What you call "normal" is a simple two-stage RC filter with very bad selectivity (two real poles only). In contrast. the Sallen-Key topology is capable of producing a second-order lowpass response with much better selectivity (higher pole Qp) and various possible approximations (Butterworth, Chebyshev, Thomson-Bessel,...).
However, there is one big disadvantage of the Sallen-Key structure - if compared with other active filter topologies (multi-feedback, GIC-filters, state-variable,...): There is a direct path (in your example: C4) from the input network to the opamp output.
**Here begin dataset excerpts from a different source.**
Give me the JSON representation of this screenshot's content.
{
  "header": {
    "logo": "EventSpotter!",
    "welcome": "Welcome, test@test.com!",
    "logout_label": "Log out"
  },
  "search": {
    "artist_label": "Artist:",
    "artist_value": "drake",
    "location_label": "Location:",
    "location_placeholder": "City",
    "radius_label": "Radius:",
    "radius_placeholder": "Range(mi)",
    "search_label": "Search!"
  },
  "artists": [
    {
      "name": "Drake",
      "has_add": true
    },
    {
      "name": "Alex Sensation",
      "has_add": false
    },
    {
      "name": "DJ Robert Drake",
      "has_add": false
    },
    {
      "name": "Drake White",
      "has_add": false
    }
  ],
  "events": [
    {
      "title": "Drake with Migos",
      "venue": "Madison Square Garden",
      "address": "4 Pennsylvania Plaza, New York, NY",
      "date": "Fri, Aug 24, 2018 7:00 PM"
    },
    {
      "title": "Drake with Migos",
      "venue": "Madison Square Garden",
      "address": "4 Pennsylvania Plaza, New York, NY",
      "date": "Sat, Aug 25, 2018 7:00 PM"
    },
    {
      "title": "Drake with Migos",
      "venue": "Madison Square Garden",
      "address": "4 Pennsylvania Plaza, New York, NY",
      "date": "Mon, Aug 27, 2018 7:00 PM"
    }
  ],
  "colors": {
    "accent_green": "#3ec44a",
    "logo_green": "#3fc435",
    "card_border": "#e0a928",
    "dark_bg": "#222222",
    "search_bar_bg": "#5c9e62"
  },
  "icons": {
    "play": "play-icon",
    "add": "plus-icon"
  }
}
That means: For frequencies much larger than the cut-off frequency the output voltage from the opamp is - as desired - very low. However, there is a signal coming directly through the C4 path which creates an output signal at the finite output resistance of the opamp. And this resistance is increasing with frequency!
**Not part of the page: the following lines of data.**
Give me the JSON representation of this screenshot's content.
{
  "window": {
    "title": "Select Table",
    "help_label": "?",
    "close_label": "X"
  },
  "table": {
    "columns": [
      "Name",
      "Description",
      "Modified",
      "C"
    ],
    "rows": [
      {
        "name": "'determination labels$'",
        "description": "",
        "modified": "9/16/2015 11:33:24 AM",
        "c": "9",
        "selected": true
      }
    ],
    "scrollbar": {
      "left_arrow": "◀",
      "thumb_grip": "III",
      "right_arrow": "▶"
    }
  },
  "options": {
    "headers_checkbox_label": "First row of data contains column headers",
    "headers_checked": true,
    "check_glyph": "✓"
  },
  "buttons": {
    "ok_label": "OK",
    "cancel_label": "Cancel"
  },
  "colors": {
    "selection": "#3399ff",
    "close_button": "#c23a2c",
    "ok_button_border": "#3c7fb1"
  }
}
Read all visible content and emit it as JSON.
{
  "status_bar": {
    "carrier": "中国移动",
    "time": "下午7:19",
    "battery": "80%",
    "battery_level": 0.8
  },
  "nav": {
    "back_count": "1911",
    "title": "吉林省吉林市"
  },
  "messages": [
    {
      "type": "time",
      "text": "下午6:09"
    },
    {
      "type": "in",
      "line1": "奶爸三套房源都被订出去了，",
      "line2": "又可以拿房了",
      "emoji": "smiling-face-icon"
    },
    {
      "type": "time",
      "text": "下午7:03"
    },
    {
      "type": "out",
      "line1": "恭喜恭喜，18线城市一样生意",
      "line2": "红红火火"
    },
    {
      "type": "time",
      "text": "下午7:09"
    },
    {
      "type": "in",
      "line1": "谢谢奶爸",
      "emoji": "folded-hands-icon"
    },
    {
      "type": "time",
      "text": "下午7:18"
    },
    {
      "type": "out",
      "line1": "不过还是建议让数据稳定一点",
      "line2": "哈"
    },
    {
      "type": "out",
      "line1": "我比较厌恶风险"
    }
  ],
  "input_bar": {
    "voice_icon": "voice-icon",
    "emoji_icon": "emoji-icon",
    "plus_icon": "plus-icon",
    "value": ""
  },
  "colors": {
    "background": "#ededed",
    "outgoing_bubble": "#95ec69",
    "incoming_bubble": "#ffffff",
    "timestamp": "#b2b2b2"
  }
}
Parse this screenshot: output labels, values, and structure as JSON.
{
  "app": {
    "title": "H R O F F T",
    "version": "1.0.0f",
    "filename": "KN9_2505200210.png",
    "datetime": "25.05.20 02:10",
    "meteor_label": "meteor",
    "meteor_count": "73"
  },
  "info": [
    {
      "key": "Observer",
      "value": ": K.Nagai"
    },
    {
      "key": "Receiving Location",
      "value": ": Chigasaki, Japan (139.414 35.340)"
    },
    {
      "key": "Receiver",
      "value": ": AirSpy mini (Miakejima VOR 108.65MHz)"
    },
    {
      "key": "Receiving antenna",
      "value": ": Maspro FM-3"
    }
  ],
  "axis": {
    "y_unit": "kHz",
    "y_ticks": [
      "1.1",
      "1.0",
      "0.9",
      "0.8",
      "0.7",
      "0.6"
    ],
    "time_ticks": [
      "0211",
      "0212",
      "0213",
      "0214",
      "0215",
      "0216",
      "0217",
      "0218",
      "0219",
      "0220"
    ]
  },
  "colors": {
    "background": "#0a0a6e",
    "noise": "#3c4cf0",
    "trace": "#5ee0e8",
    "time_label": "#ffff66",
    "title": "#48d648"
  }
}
As a consequence, the damping charactersitics of this filter are not as good as it should/could be. And that`s what you have observed: The magnitude shows a rising characteristic for larger frequencies.
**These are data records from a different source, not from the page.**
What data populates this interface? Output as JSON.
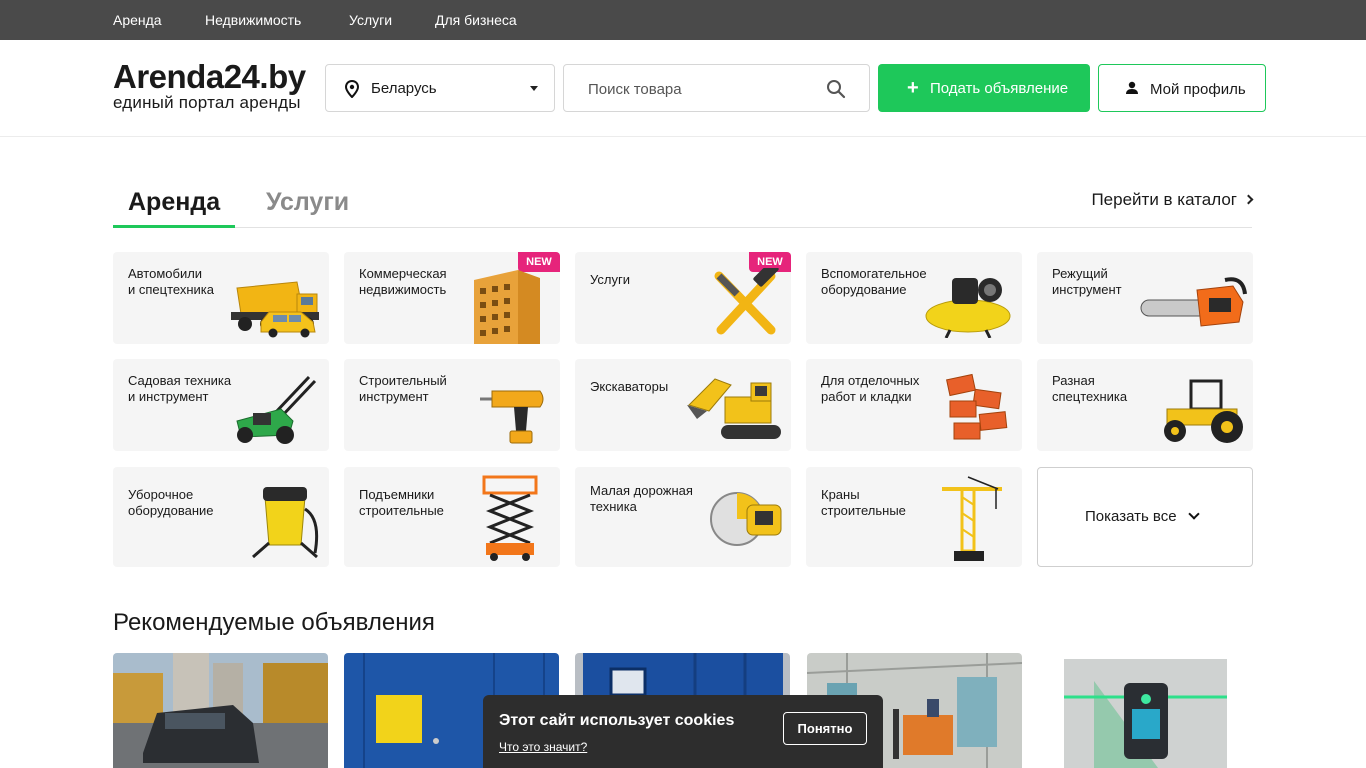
{
  "topnav": {
    "items": [
      "Аренда",
      "Недвижимость",
      "Услуги",
      "Для бизнеса"
    ]
  },
  "header": {
    "logo_title": "Arenda24.by",
    "logo_subtitle": "единый портал аренды",
    "region": "Беларусь",
    "search_placeholder": "Поиск товара",
    "post_button": "Подать объявление",
    "profile_button": "Мой профиль"
  },
  "tabs": {
    "items": [
      "Аренда",
      "Услуги"
    ],
    "active": "Аренда",
    "catalog_link": "Перейти в каталог"
  },
  "categories": [
    {
      "label": "Автомобили\nи спецтехника",
      "icon": "dump-truck-icon",
      "badge": ""
    },
    {
      "label": "Коммерческая\nнедвижимость",
      "icon": "building-icon",
      "badge": "NEW"
    },
    {
      "label": "Услуги",
      "icon": "hammer-wrench-icon",
      "badge": "NEW"
    },
    {
      "label": "Вспомогательное\nоборудование",
      "icon": "compressor-icon",
      "badge": ""
    },
    {
      "label": "Режущий\nинструмент",
      "icon": "chainsaw-icon",
      "badge": ""
    },
    {
      "label": "Садовая техника\nи инструмент",
      "icon": "lawn-mower-icon",
      "badge": ""
    },
    {
      "label": "Строительный\nинструмент",
      "icon": "drill-icon",
      "badge": ""
    },
    {
      "label": "Экскаваторы",
      "icon": "excavator-icon",
      "badge": ""
    },
    {
      "label": "Для отделочных\nработ и кладки",
      "icon": "bricks-icon",
      "badge": ""
    },
    {
      "label": "Разная\nспецтехника",
      "icon": "tractor-icon",
      "badge": ""
    },
    {
      "label": "Уборочное\nоборудование",
      "icon": "vacuum-cleaner-icon",
      "badge": ""
    },
    {
      "label": "Подъемники\nстроительные",
      "icon": "scissor-lift-icon",
      "badge": ""
    },
    {
      "label": "Малая дорожная\nтехника",
      "icon": "concrete-saw-icon",
      "badge": ""
    },
    {
      "label": "Краны\nстроительные",
      "icon": "tower-crane-icon",
      "badge": ""
    }
  ],
  "show_all": "Показать все",
  "recommended": {
    "title": "Рекомендуемые объявления",
    "listings": [
      {
        "image": "car-photo"
      },
      {
        "image": "container-photo"
      },
      {
        "image": "container-photo"
      },
      {
        "image": "forklift-photo"
      },
      {
        "image": "laser-level-photo"
      }
    ]
  },
  "cookie": {
    "title": "Этот сайт использует cookies",
    "link": "Что это значит?",
    "button": "Понятно"
  },
  "colors": {
    "accent": "#1ec85a",
    "topbar": "#4a4a4a",
    "badge": "#e6247b",
    "cookie_bg": "#2d2d2d"
  }
}
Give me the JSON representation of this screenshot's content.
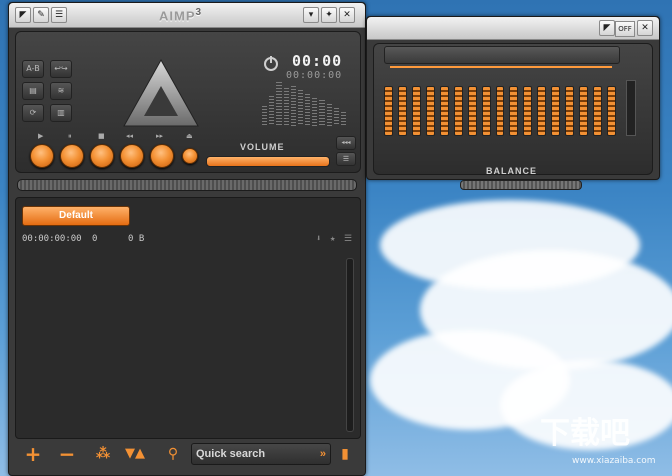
{
  "app": {
    "title": "AIMP",
    "version_mark": "3"
  },
  "titlebar": {
    "menu_icon": "menu-icon",
    "wrench_icon": "wrench-icon",
    "skin_icon": "skin-icon",
    "minimize_label": "▾",
    "pin_label": "✦",
    "close_label": "✕"
  },
  "player": {
    "time_main": "00:00",
    "time_sub": "00:00:00",
    "side_buttons": [
      "A-B",
      "↩↪",
      "▤",
      "≋",
      "⟳",
      "▥"
    ],
    "transport_labels": [
      "▶",
      "⏸",
      "■",
      "◂◂",
      "▸▸",
      "⏏"
    ],
    "volume_label": "VOLUME",
    "volume_level": 0.9
  },
  "playlist": {
    "tab_label": "Default",
    "duration": "00:00:00:00",
    "count": "0",
    "size": "0 B"
  },
  "bottom": {
    "add_label": "+",
    "remove_label": "−",
    "search_placeholder": "Quick search",
    "search_arrow": "»"
  },
  "equalizer": {
    "off_label": "OFF",
    "balance_label": "BALANCE",
    "bands": 17
  },
  "watermark": {
    "text": "下载吧",
    "url": "www.xiazaiba.com"
  }
}
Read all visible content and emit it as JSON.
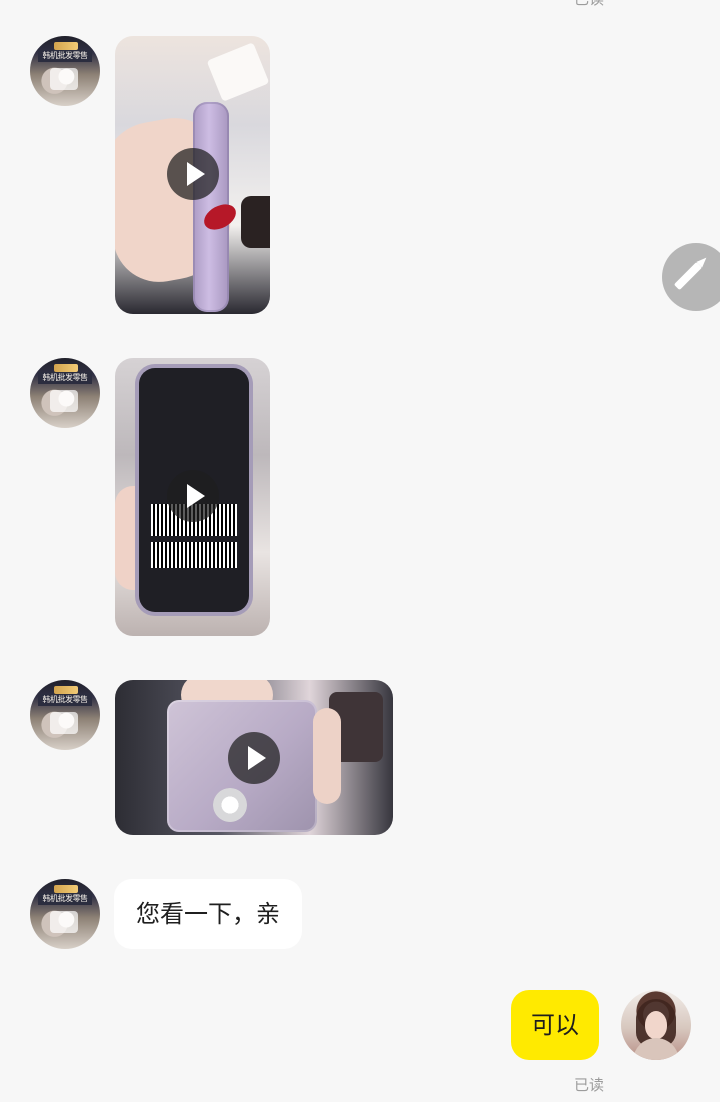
{
  "status": {
    "top_read": "已读",
    "bottom_read": "已读"
  },
  "shop": {
    "avatar_banner": "韩机批发零售"
  },
  "messages": [
    {
      "type": "video"
    },
    {
      "type": "video"
    },
    {
      "type": "video"
    },
    {
      "type": "text",
      "text": "您看一下，亲"
    },
    {
      "type": "text_mine",
      "text": "可以"
    }
  ],
  "icons": {
    "play": "play-icon",
    "edit": "pencil-icon"
  },
  "colors": {
    "background": "#f7f7f7",
    "my_bubble": "#ffea00",
    "their_bubble": "#ffffff",
    "fab": "#b6b6b6"
  }
}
(This unwanted damping degradation is not caused by limitations of the gain-bandwidth product).
Improvement: The situation can be improved by scaling the parts values: Smaller capacitors and larger resistor values.
Comment 1: This undesired property of any opamp circuit with a feedback capacitor (between output and input circuitry) can be observed also for the classical MILLER integrator.
Comment 2: So - are there any advantages the Sallen-Key filters have in comparison to other active filter structures? Yes - there are. Let`s compare the two most frequently used topologies:
(1) Sallen-Key has very low "active sensitivity" figures (sensitivity against opamp non-idealities) and rather high "passive sensitivity" figures (sensitivity against passive tolerances).
(2) Multi-feedback filters (MF): High "active sensitivity" and low "passive sensitivity" figures.
Both sensitivities are rather important properties of all filters because they determine the deviations between desired and actual filter response (under IDEAL conditions all filter types would have identical performance properties).